Sauce
DORCHESTER (WAOW) -- A Clark County man is turning waste from his farm into enough electricity to power nearly 250 nearby homes.
Steve Bach's family dairy farm sits just outside the Village of Dorchester. His herd has 2,600 herd of cattle. Also on his farm is a complex machine that takes cattle waste and turns it into power. It literally separates cow manure, removing the solid from the methane gas. That gas goes into a 500 horsepower engine. It powers a generator that produces the electricity. The energy is then pumped into power lines and into hundreds of rural Dorchester homes.
It's a process that's making use of a smelly product and making Bach money.
"I think for the sale of the electricity and getting better usage of the manure coming out of the cows." Bach says, "I put it mostly in bedding, to bed my cattle and cut my manure odor for the local community."
Bach's herd produces about 30,000 gallons of waste daily. Before he started digesting it, that waste was stored in pits and spread on fields for fertilizer. It's still put on fields now, but without methane gas, it's far less stinky.
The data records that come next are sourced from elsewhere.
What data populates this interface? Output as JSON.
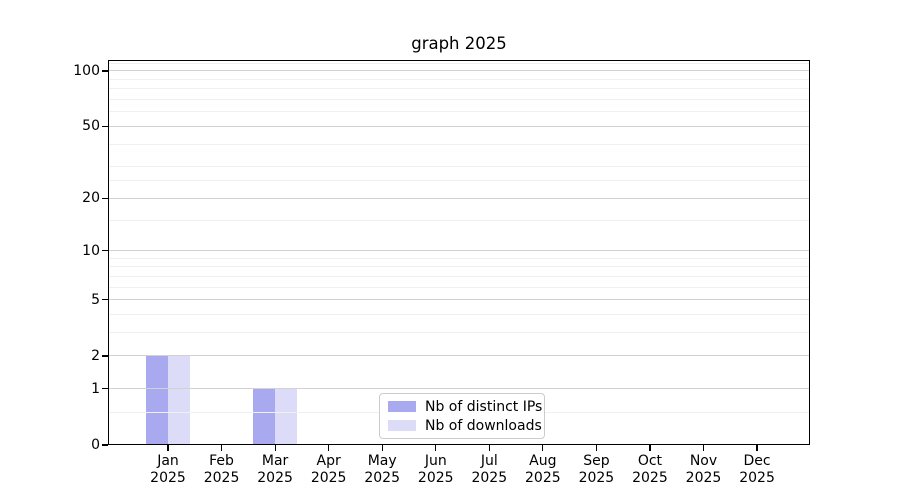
{
  "chart_data": {
    "type": "bar",
    "title": "graph 2025",
    "categories": [
      "Jan",
      "Feb",
      "Mar",
      "Apr",
      "May",
      "Jun",
      "Jul",
      "Aug",
      "Sep",
      "Oct",
      "Nov",
      "Dec"
    ],
    "year_label": "2025",
    "series": [
      {
        "name": "Nb of distinct IPs",
        "color": "#a9a9f0",
        "values": [
          2,
          0,
          1,
          0,
          0,
          0,
          0,
          0,
          0,
          0,
          0,
          0
        ]
      },
      {
        "name": "Nb of downloads",
        "color": "#dcdcf8",
        "values": [
          2,
          0,
          1,
          0,
          0,
          0,
          0,
          0,
          0,
          0,
          0,
          0
        ]
      }
    ],
    "y_axis": {
      "scale": "log10(1+value)",
      "ticks": [
        0,
        1,
        2,
        5,
        10,
        20,
        50,
        100
      ],
      "minor_gridlines": [
        0.5,
        3,
        4,
        6,
        7,
        8,
        9,
        15,
        25,
        30,
        40,
        60,
        70,
        80,
        90,
        110
      ],
      "max": 114.6
    },
    "x_axis": {
      "tick_labels_line2": "2025"
    },
    "grid": true,
    "legend_position": "lower center",
    "colors": {
      "grid_major": "#d2d2d2",
      "grid_minor": "#f0f0f0",
      "axis": "#000000",
      "legend_border": "#cccccc",
      "background": "#ffffff"
    }
  }
}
"The methane is what gives the odor to the manure and I live really close to Dorchester. So, but putting this in, it should take all the odor out of the manure when we spread the manure in the fields in the spring and fall."
The electricity is pumped to homes through Taylor Electric Cooperative.
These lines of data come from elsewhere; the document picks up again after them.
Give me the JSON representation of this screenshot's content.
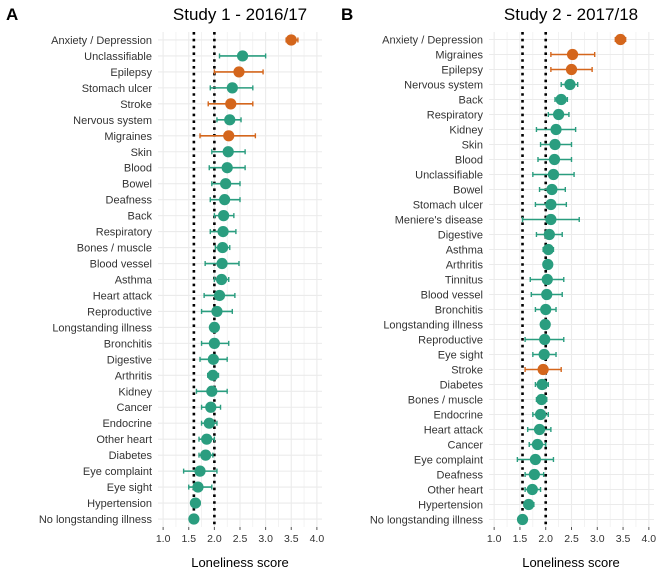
{
  "colors": {
    "typical": "#2a9d7f",
    "outlier": "#d4661c",
    "grid": "#ebebeb",
    "refline": "#000000"
  },
  "chart_data": [
    {
      "type": "scatter",
      "panel_label": "A",
      "title": "Study 1 - 2016/17",
      "xlabel": "Loneliness score",
      "xlim": [
        0.9,
        4.1
      ],
      "xticks": [
        "1.0",
        "1.5",
        "2.0",
        "2.5",
        "3.0",
        "3.5",
        "4.0"
      ],
      "reference_lines": [
        1.6,
        2.0
      ],
      "points": [
        {
          "label": "Anxiety / Depression",
          "value": 3.5,
          "lo": 3.4,
          "hi": 3.63,
          "group": "outlier"
        },
        {
          "label": "Unclassifiable",
          "value": 2.55,
          "lo": 2.1,
          "hi": 3.0,
          "group": "typical"
        },
        {
          "label": "Epilepsy",
          "value": 2.48,
          "lo": 2.0,
          "hi": 2.95,
          "group": "outlier"
        },
        {
          "label": "Stomach ulcer",
          "value": 2.35,
          "lo": 1.92,
          "hi": 2.75,
          "group": "typical"
        },
        {
          "label": "Stroke",
          "value": 2.32,
          "lo": 1.88,
          "hi": 2.75,
          "group": "outlier"
        },
        {
          "label": "Nervous system",
          "value": 2.3,
          "lo": 2.05,
          "hi": 2.52,
          "group": "typical"
        },
        {
          "label": "Migraines",
          "value": 2.28,
          "lo": 1.72,
          "hi": 2.8,
          "group": "outlier"
        },
        {
          "label": "Skin",
          "value": 2.27,
          "lo": 1.95,
          "hi": 2.6,
          "group": "typical"
        },
        {
          "label": "Blood",
          "value": 2.25,
          "lo": 1.9,
          "hi": 2.6,
          "group": "typical"
        },
        {
          "label": "Bowel",
          "value": 2.22,
          "lo": 1.95,
          "hi": 2.5,
          "group": "typical"
        },
        {
          "label": "Deafness",
          "value": 2.2,
          "lo": 1.92,
          "hi": 2.5,
          "group": "typical"
        },
        {
          "label": "Back",
          "value": 2.18,
          "lo": 2.0,
          "hi": 2.38,
          "group": "typical"
        },
        {
          "label": "Respiratory",
          "value": 2.17,
          "lo": 1.92,
          "hi": 2.42,
          "group": "typical"
        },
        {
          "label": "Bones / muscle",
          "value": 2.16,
          "lo": 2.02,
          "hi": 2.3,
          "group": "typical"
        },
        {
          "label": "Blood vessel",
          "value": 2.15,
          "lo": 1.82,
          "hi": 2.48,
          "group": "typical"
        },
        {
          "label": "Asthma",
          "value": 2.14,
          "lo": 2.0,
          "hi": 2.28,
          "group": "typical"
        },
        {
          "label": "Heart attack",
          "value": 2.1,
          "lo": 1.8,
          "hi": 2.4,
          "group": "typical"
        },
        {
          "label": "Reproductive",
          "value": 2.05,
          "lo": 1.75,
          "hi": 2.35,
          "group": "typical"
        },
        {
          "label": "Longstanding illness",
          "value": 2.0,
          "lo": 1.97,
          "hi": 2.03,
          "group": "typical"
        },
        {
          "label": "Bronchitis",
          "value": 2.0,
          "lo": 1.75,
          "hi": 2.28,
          "group": "typical"
        },
        {
          "label": "Digestive",
          "value": 1.98,
          "lo": 1.72,
          "hi": 2.25,
          "group": "typical"
        },
        {
          "label": "Arthritis",
          "value": 1.97,
          "lo": 1.87,
          "hi": 2.08,
          "group": "typical"
        },
        {
          "label": "Kidney",
          "value": 1.95,
          "lo": 1.65,
          "hi": 2.25,
          "group": "typical"
        },
        {
          "label": "Cancer",
          "value": 1.93,
          "lo": 1.75,
          "hi": 2.12,
          "group": "typical"
        },
        {
          "label": "Endocrine",
          "value": 1.9,
          "lo": 1.75,
          "hi": 2.05,
          "group": "typical"
        },
        {
          "label": "Other heart",
          "value": 1.85,
          "lo": 1.7,
          "hi": 2.0,
          "group": "typical"
        },
        {
          "label": "Diabetes",
          "value": 1.83,
          "lo": 1.7,
          "hi": 1.97,
          "group": "typical"
        },
        {
          "label": "Eye complaint",
          "value": 1.72,
          "lo": 1.4,
          "hi": 2.05,
          "group": "typical"
        },
        {
          "label": "Eye sight",
          "value": 1.68,
          "lo": 1.5,
          "hi": 1.95,
          "group": "typical"
        },
        {
          "label": "Hypertension",
          "value": 1.63,
          "lo": 1.55,
          "hi": 1.72,
          "group": "typical"
        },
        {
          "label": "No longstanding illness",
          "value": 1.6,
          "lo": 1.57,
          "hi": 1.63,
          "group": "typical"
        }
      ]
    },
    {
      "type": "scatter",
      "panel_label": "B",
      "title": "Study 2 - 2017/18",
      "xlabel": "Loneliness score",
      "xlim": [
        0.9,
        4.1
      ],
      "xticks": [
        "1.0",
        "1.5",
        "2.0",
        "2.5",
        "3.0",
        "3.5",
        "4.0"
      ],
      "reference_lines": [
        1.55,
        2.0
      ],
      "points": [
        {
          "label": "Anxiety / Depression",
          "value": 3.45,
          "lo": 3.35,
          "hi": 3.55,
          "group": "outlier"
        },
        {
          "label": "Migraines",
          "value": 2.52,
          "lo": 2.1,
          "hi": 2.95,
          "group": "outlier"
        },
        {
          "label": "Epilepsy",
          "value": 2.5,
          "lo": 2.1,
          "hi": 2.9,
          "group": "outlier"
        },
        {
          "label": "Nervous system",
          "value": 2.47,
          "lo": 2.3,
          "hi": 2.62,
          "group": "typical"
        },
        {
          "label": "Back",
          "value": 2.3,
          "lo": 2.18,
          "hi": 2.42,
          "group": "typical"
        },
        {
          "label": "Respiratory",
          "value": 2.25,
          "lo": 2.05,
          "hi": 2.45,
          "group": "typical"
        },
        {
          "label": "Kidney",
          "value": 2.2,
          "lo": 1.82,
          "hi": 2.58,
          "group": "typical"
        },
        {
          "label": "Skin",
          "value": 2.18,
          "lo": 1.9,
          "hi": 2.5,
          "group": "typical"
        },
        {
          "label": "Blood",
          "value": 2.17,
          "lo": 1.85,
          "hi": 2.5,
          "group": "typical"
        },
        {
          "label": "Unclassifiable",
          "value": 2.15,
          "lo": 1.75,
          "hi": 2.55,
          "group": "typical"
        },
        {
          "label": "Bowel",
          "value": 2.12,
          "lo": 1.88,
          "hi": 2.38,
          "group": "typical"
        },
        {
          "label": "Stomach ulcer",
          "value": 2.1,
          "lo": 1.8,
          "hi": 2.4,
          "group": "typical"
        },
        {
          "label": "Meniere's disease",
          "value": 2.1,
          "lo": 1.55,
          "hi": 2.65,
          "group": "typical"
        },
        {
          "label": "Digestive",
          "value": 2.07,
          "lo": 1.82,
          "hi": 2.32,
          "group": "typical"
        },
        {
          "label": "Asthma",
          "value": 2.05,
          "lo": 1.95,
          "hi": 2.15,
          "group": "typical"
        },
        {
          "label": "Arthritis",
          "value": 2.04,
          "lo": 1.96,
          "hi": 2.12,
          "group": "typical"
        },
        {
          "label": "Tinnitus",
          "value": 2.03,
          "lo": 1.7,
          "hi": 2.35,
          "group": "typical"
        },
        {
          "label": "Blood vessel",
          "value": 2.02,
          "lo": 1.72,
          "hi": 2.32,
          "group": "typical"
        },
        {
          "label": "Bronchitis",
          "value": 2.0,
          "lo": 1.8,
          "hi": 2.2,
          "group": "typical"
        },
        {
          "label": "Longstanding illness",
          "value": 1.99,
          "lo": 1.96,
          "hi": 2.02,
          "group": "typical"
        },
        {
          "label": "Reproductive",
          "value": 1.98,
          "lo": 1.6,
          "hi": 2.35,
          "group": "typical"
        },
        {
          "label": "Eye sight",
          "value": 1.97,
          "lo": 1.75,
          "hi": 2.2,
          "group": "typical"
        },
        {
          "label": "Stroke",
          "value": 1.95,
          "lo": 1.6,
          "hi": 2.3,
          "group": "outlier"
        },
        {
          "label": "Diabetes",
          "value": 1.93,
          "lo": 1.8,
          "hi": 2.05,
          "group": "typical"
        },
        {
          "label": "Bones / muscle",
          "value": 1.92,
          "lo": 1.82,
          "hi": 2.02,
          "group": "typical"
        },
        {
          "label": "Endocrine",
          "value": 1.9,
          "lo": 1.75,
          "hi": 2.05,
          "group": "typical"
        },
        {
          "label": "Heart attack",
          "value": 1.88,
          "lo": 1.65,
          "hi": 2.1,
          "group": "typical"
        },
        {
          "label": "Cancer",
          "value": 1.84,
          "lo": 1.68,
          "hi": 2.0,
          "group": "typical"
        },
        {
          "label": "Eye complaint",
          "value": 1.8,
          "lo": 1.45,
          "hi": 2.15,
          "group": "typical"
        },
        {
          "label": "Deafness",
          "value": 1.78,
          "lo": 1.6,
          "hi": 1.96,
          "group": "typical"
        },
        {
          "label": "Other heart",
          "value": 1.74,
          "lo": 1.6,
          "hi": 1.9,
          "group": "typical"
        },
        {
          "label": "Hypertension",
          "value": 1.67,
          "lo": 1.58,
          "hi": 1.77,
          "group": "typical"
        },
        {
          "label": "No longstanding illness",
          "value": 1.55,
          "lo": 1.52,
          "hi": 1.58,
          "group": "typical"
        }
      ]
    }
  ]
}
President and CEO, Mike Schaefer says, "It's using that waste and it's helping reduce the amount of methane being released and renewable energy, of course, helps us reduce that dependency on foreign oil."
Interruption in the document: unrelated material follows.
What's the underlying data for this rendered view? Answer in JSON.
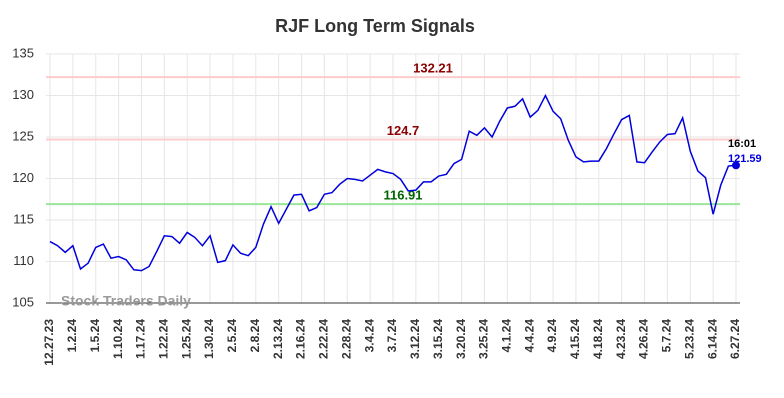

About 90% of Taylor Electric's power comes from coal. Now, by using a resource found on hundreds of farms in the area, that dependency is greatly reduced.
"We're the dairy state." Schaefer adds, "We should be able to get more of these and produce energy out of it. I think it's just a great thing."
The solid part of the waste is used for cow bedding. Bach uses about half for his own herd and sells the other half to other area farmers.